As an aside, we were not asked about a TIP. We had one from our previous Mexico cruise, but our buddy boat did not. We told them we were planning to stay one to two weeks – perhaps a TIP is not required for a short stay?

We recommend checking in at Isla Mujeres instead of Cozumel, and we don’t think that an agent is necessary, or justified by the expense.

  
                         Cancun skyline                                             The beach at the north end of Isla Mujeres
  
                                                  Passing along the beach on our way to the marina
   
                        Relaxing at the pool                                          Getting started with the check-in cha-cha

Isla Mujeres is a tourist town, but not nearly so much as Cancun and Playa del Carmen. The streets are still charming, the merchandise is interesting, and the food is fabulous. Cruise ships don’t call here, but a lot of cruise ship riff-raff ferry over from Cancun, so it can be crowded during the day. A lot of people rent golf carts to zip around on, but we used the inexpensive taxis. One of the first problems we had was at an ATM. When we had come through here in 2014, I used an ATM where the card is returned at the end of your transaction. Most machines require you to remove the card to get the cash, but not that one. I left the card in the machine, and remembered after we were over in Cancun. I had mentioned that experience to Scott when we were in the Caymans, but you guessed it: the same thing happened to him. After he realized what had happened, we hustled back to the bank, but the card was now gone. I’m not sure what happens to them – does the next customer get them, or does the machine eat them? We could not get a bank employee to tell us – the answer was “no se”. After talking with his Credit Union, it was clear that he could not get a replacement card anytime soon, so we floated them the pesos.

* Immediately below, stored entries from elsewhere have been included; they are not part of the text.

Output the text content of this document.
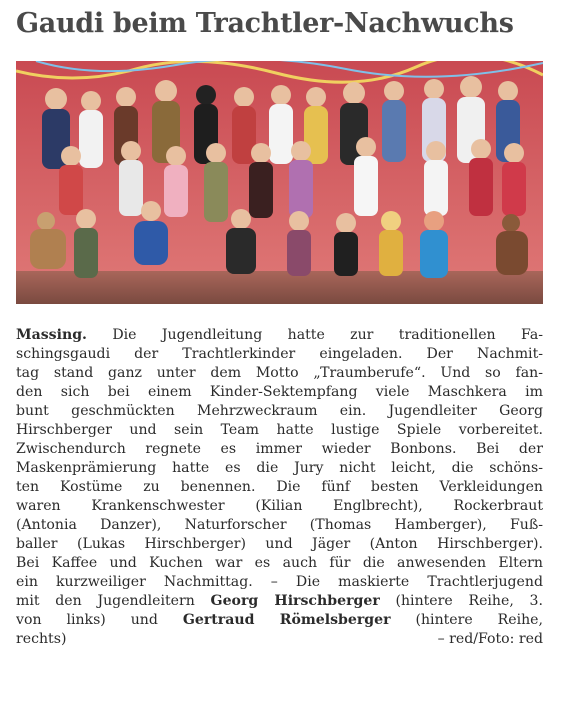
Gaudi beim Trachtler-Nachwuchs
Massing. Die Jugendleitung hatte zur traditionellen Fa-
schingsgaudi der Trachtlerkinder eingeladen. Der Nachmit-
tag stand ganz unter dem Motto „Traumberufe“. Und so fan-
den sich bei einem Kinder-Sektempfang viele Maschkera im
bunt geschmückten Mehrzweckraum ein. Jugendleiter Georg
Hirschberger und sein Team hatte lustige Spiele vorbereitet.
Zwischendurch regnete es immer wieder Bonbons. Bei der
Maskenprämierung hatte es die Jury nicht leicht, die schöns-
ten Kostüme zu benennen. Die fünf besten Verkleidungen
waren Krankenschwester (Kilian Englbrecht), Rockerbraut
(Antonia Danzer), Naturforscher (Thomas Hamberger), Fuß-
baller (Lukas Hirschberger) und Jäger (Anton Hirschberger).
Bei Kaffee und Kuchen war es auch für die anwesenden Eltern
ein kurzweiliger Nachmittag. – Die maskierte Trachtlerjugend
mit den Jugendleitern Georg Hirschberger (hintere Reihe, 3.
von links) und Gertraud Römelsberger (hintere Reihe,
rechts)	– red/Foto: red
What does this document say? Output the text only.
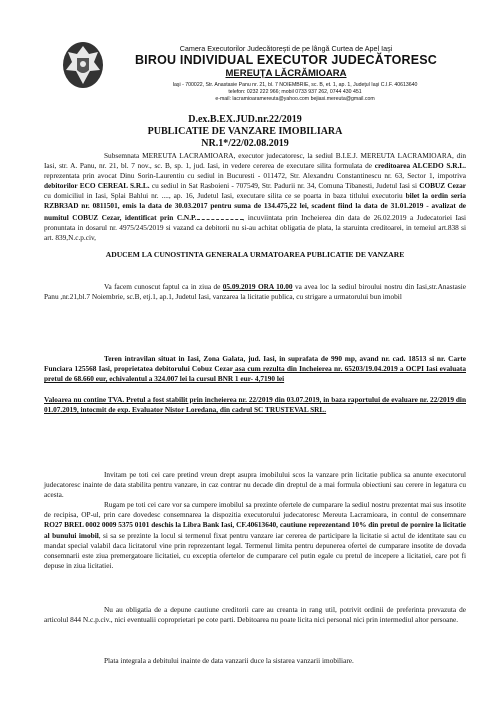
Camera Executorilor Judecătoreşti de pe lângă Curtea de Apel Iaşi
BIROU INDIVIDUAL EXECUTOR JUDECĂTORESC
MEREUŢA LĂCRĂMIOARA
Iaşi - 700022, Str. Anastasie Panu nr. 21, bl. 7 NOIEMBRIE, sc. B, et. 1, ap. 1, Judeţul Iaşi C.I.F. 40613640
telefon: 0232 222 966; mobil 0733 937 262, 0744 430 451
e-mail: lacramioaramereuta@yahoo.com bejiasi.mereuta@gmail.com
D.ex.B.EX.JUD.nr.22/2019
PUBLICATIE DE VANZARE IMOBILIARA
NR.1*/22/02.08.2019
Subsemnata MEREUTA LACRAMIOARA, executor judecatoresc, la sediul B.I.E.J. MEREUTA LACRAMIOARA, din Iasi, str. A. Panu, nr. 21, bl. 7 nov., sc. B, sp. 1, jud. Iasi, in vedere cererea de executare silita formulata de creditoarea ALCEDO S.R.L. reprezentata prin avocat Dinu Sorin-Laurentiu cu sediul in Bucuresti - 011472, Str. Alexandru Constantinescu nr. 63, Sector 1, impotriva debitorilor ECO CEREAL S.R.L. cu sediul in Sat Rasboieni - 707549, Str. Padurii nr. 34, Comuna Tibanesti, Judetul Iasi si COBUZ Cezar cu domiciliul in Iasi, Splai Bahlui nr. ...., ap. 16, Judetul Iasi, executare silita ce se poarta in baza titlului executoriu bilet la ordin seria RZBR3AD nr. 0811501, emis la data de 30.03.2017 pentru suma de 134.475,22 lei, scadent fiind la data de 31.01.2019 - avalizat de numitul COBUZ Cezar, identificat prin C.N.P.	, incuviintata prin Incheierea din data de 26.02.2019 a Judecatoriei Iasi pronuntata in dosarul nr. 4975/245/2019 si vazand ca debitorii nu si-au achitat obligatia de plata, la staruinta creditoarei, in temeiul art.838 si art. 839,N.c.p.civ,
ADUCEM LA CUNOSTINTA GENERALA URMATOAREA PUBLICATIE DE VANZARE
Va facem cunoscut faptul ca in ziua de 05.09.2019 ORA 10.00 va avea loc la sediul biroului nostru din Iasi,str.Anastasie Panu ,nr.21,bl.7 Noiembrie, sc.B, etj.1, ap.1, Judetul Iasi, vanzarea la licitatie publica, cu strigare a urmatorului bun imobil
Teren intravilan situat in Iasi, Zona Galata, jud. Iasi, in suprafata de 990 mp, avand nr. cad. 18513 si nr. Carte Funciara 125568 Iasi, proprietatea debitorului Cobuz Cezar asa cum rezulta din Incheierea nr. 65203/19.04.2019 a OCPI Iasi evaluata pretul de 68.660 eur, echivalentul a 324.007 lei la cursul BNR 1 eur- 4,7190 lei
Valoarea nu contine TVA. Pretul a fost stabilit prin incheierea nr. 22/2019 din 03.07.2019, in baza raportului de evaluare nr. 22/2019 din 01.07.2019, intocmit de exp. Evaluator Nistor Loredana, din cadrul SC TRUSTEVAL SRL.
Invitam pe toti cei care pretind vreun drept asupra imobilului scos la vanzare prin licitatie publica sa anunte executorul judecatoresc inainte de data stabilita pentru vanzare, in caz contrar nu decade din dreptul de a mai formula obiectiuni sau cerere in legatura cu acesta.
Rugam pe toti cei care vor sa cumpere imobilul sa prezinte ofertele de cumparare la sediul nostru prezentat mai sus insotite de recipisa, OP-ul, prin care dovedesc consemnarea la dispozitia executorului judecatoresc Mereuta Lacramioara, in contul de consemnare RO27 BREL 0002 0009 5375 0101 deschis la Libra Bank Iasi, CF.40613640, cautiune reprezentand 10% din pretul de pornire la licitatie al bunului imobil, si sa se prezinte la locul si termenul fixat pentru vanzare iar cererea de participare la licitatie si actul de identitate sau cu mandat special valabil daca licitatorul vine prin reprezentant legal. Termenul limita pentru depunerea ofertei de cumparare insotite de dovada consemnarii este ziua premergatoare licitatiei, cu exceptia ofertelor de cumparare cel putin egale cu pretul de incepere a licitatiei, care pot fi depuse in ziua licitatiei.
Nu au obligatia de a depune cautiune creditorii care au creanta in rang util, potrivit ordinii de preferinta prevazuta de articolul 844 N.c.p.civ., nici eventualii coproprietari pe cote parti. Debitoarea nu poate licita nici personal nici prin intermediul altor persoane.
Plata integrala a debitului inainte de data vanzarii duce la sistarea vanzarii imobiliare.
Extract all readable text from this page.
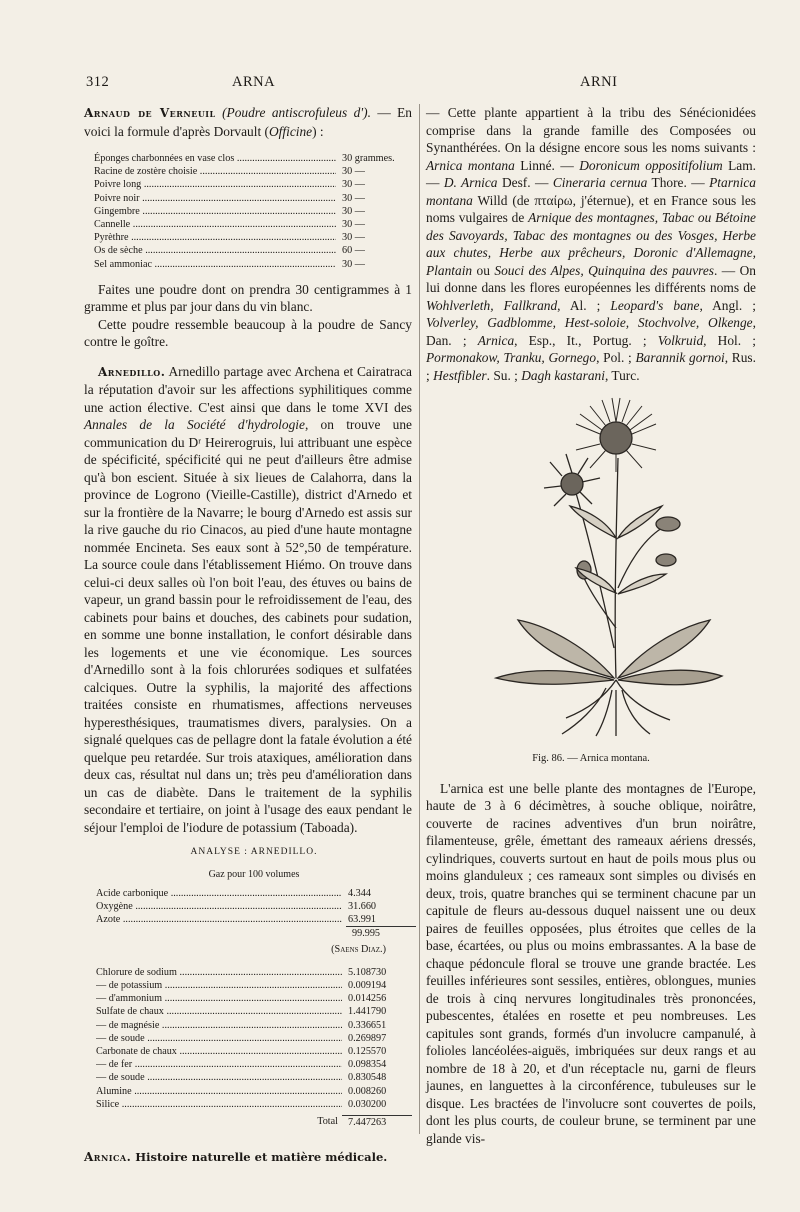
312	ARNA	ARNI

Arnaud de Verneuil (Poudre antiscrofuleus d'). — En voici la formule d'après Dorvault (Officine) :

Éponges charbonnées en vase clos .....	30 grammes.
Racine de zostère choisie .....	30 —
Poivre long .....	30 —
Poivre noir .....	30 —
Gingembre .....	30 —
Cannelle .....	30 —
Pyrèthre .....	30 —
Os de sèche .....	60 —
Sel ammoniac .....	30 —

Faites une poudre dont on prendra 30 centigrammes à 1 gramme et plus par jour dans du vin blanc.

Cette poudre ressemble beaucoup à la poudre de Sancy contre le goître.

Arnedillo. Arnedillo partage avec Archena et Cairatraca la réputation d'avoir sur les affections syphilitiques comme une action élective. C'est ainsi que dans le tome XVI des Annales de la Société d'hydrologie, on trouve une communication du Dʳ Heirerogruis, lui attribuant une espèce de spécificité, spécificité qui ne peut d'ailleurs être admise qu'à bon escient. Située à six lieues de Calahorra, dans la province de Logrono (Vieille-Castille), district d'Arnedo et sur la frontière de la Navarre; le bourg d'Arnedo est assis sur la rive gauche du rio Cinacos, au pied d'une haute montagne nommée Encineta. Ses eaux sont à 52°,50 de température. La source coule dans l'établissement Hiémo. On trouve dans celui-ci deux salles où l'on boit l'eau, des étuves ou bains de vapeur, un grand bassin pour le refroidissement de l'eau, des cabinets pour bains et douches, des cabinets pour sudation, en somme une bonne installation, le confort désirable dans les logements et une vie économique. Les sources d'Arnedillo sont à la fois chlorurées sodiques et sulfatées calciques. Outre la syphilis, la majorité des affections traitées consiste en rhumatismes, affections nerveuses hyperesthésiques, traumatismes divers, paralysies. On a signalé quelques cas de pellagre dont la fatale évolution a été quelque peu retardée. Sur trois ataxiques, amélioration dans deux cas, résultat nul dans un; très peu d'amélioration dans un cas de diabète. Dans le traitement de la syphilis secondaire et tertiaire, on joint à l'usage des eaux pendant le séjour l'emploi de l'iodure de potassium (Taboada).

ANALYSE : ARNEDILLO.
Gaz pour 100 volumes
Acide carbonique .....	4.344
Oxygène .....	31.660
Azote .....	63.991
99.995
(Saens Diaz.)
Chlorure de sodium .....	5.108730
— de potassium .....	0.009194
— d'ammonium .....	0.014256
Sulfate de chaux .....	1.441790
— de magnésie .....	0.336651
— de soude .....	0.269897
Carbonate de chaux .....	0.125570
— de fer .....	0.098354
— de soude .....	0.830548
Alumine .....	0.008260
Silice .....	0.030200
Total 7.447263

Arnica. Histoire naturelle et matière médicale.

— Cette plante appartient à la tribu des Sénécionidées comprise dans la grande famille des Composées ou Synanthérées. On la désigne encore sous les noms suivants : Arnica montana Linné. — Doronicum oppositifolium Lam. — D. Arnica Desf. — Cineraria cernua Thore. — Ptarnica montana Willd (de πταίρω, j'éternue), et en France sous les noms vulgaires de Arnique des montagnes, Tabac ou Bétoine des Savoyards, Tabac des montagnes ou des Vosges, Herbe aux chutes, Herbe aux prêcheurs, Doronic d'Allemagne, Plantain ou Souci des Alpes, Quinquina des pauvres. — On lui donne dans les flores européennes les différents noms de Wohlverleth, Fallkrand, Al. ; Leopard's bane, Angl. ; Volverley, Gadblomme, Hest-soloie, Stochvolve, Olkenge, Dan. ; Arnica, Esp., It., Portug. ; Volkruid, Hol. ; Pormonakow, Tranku, Gornego, Pol. ; Barannik gornoi, Rus. ; Hestfibler. Su. ; Dagh kastarani, Turc.

Fig. 86. — Arnica montana.

L'arnica est une belle plante des montagnes de l'Europe, haute de 3 à 6 décimètres, à souche oblique, noirâtre, couverte de racines adventives d'un brun noirâtre, filamenteuse, grêle, émettant des rameaux aériens dressés, cylindriques, couverts surtout en haut de poils mous plus ou moins glanduleux ; ces rameaux sont simples ou divisés en deux, trois, quatre branches qui se terminent chacune par un capitule de fleurs au-dessous duquel naissent une ou deux paires de feuilles opposées, plus étroites que celles de la base, écartées, ou plus ou moins embrassantes. A la base de chaque pédoncule floral se trouve une grande bractée. Les feuilles inférieures sont sessiles, entières, oblongues, munies de trois à cinq nervures longitudinales très prononcées, pubescentes, étalées en rosette et peu nombreuses. Les capitules sont grands, formés d'un involucre campanulé, à folioles lancéolées-aiguës, imbriquées sur deux rangs et au nombre de 18 à 20, et d'un réceptacle nu, garni de fleurs jaunes, en languettes à la circonférence, tubuleuses sur le disque. Les bractées de l'involucre sont couvertes de poils, dont les plus courts, de couleur brune, se terminent par une glande vis-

We really enjoyed the food, as usual. We had not had actual authentic Mexican meals since the last time we were there.
  
                                                                  Mmmmm – muy delicioso!
  
                  The streets are filled with shops                                    Skulls are a big deal in Mexico
   
    
                                     To say that Trump is not popular on Mexico is an understatement

The NBA finals had started, with the Warriors facing Cleveland again. We found a sports bar in town that would have the game on, but we didn’t relish coming to town at 9:00 and leaving at midnight. We found that the buffet room at the marina / hotel had a TV, and we asked if we could see the game on it. The answer was a different form of “no se”, but we gave it a try. First, we had to find the remote control, which the office was supposed to have. They didn’t have it, but a guard found it for us. After some doing, we were able to find and watch games one and two. For some reason, we were not able to get game three, but I had gotten a local SIM card, so we were able to use the phone wi-fi to stream the game. We won the first three games handily, but game four would be on as we would be cruising to Key West.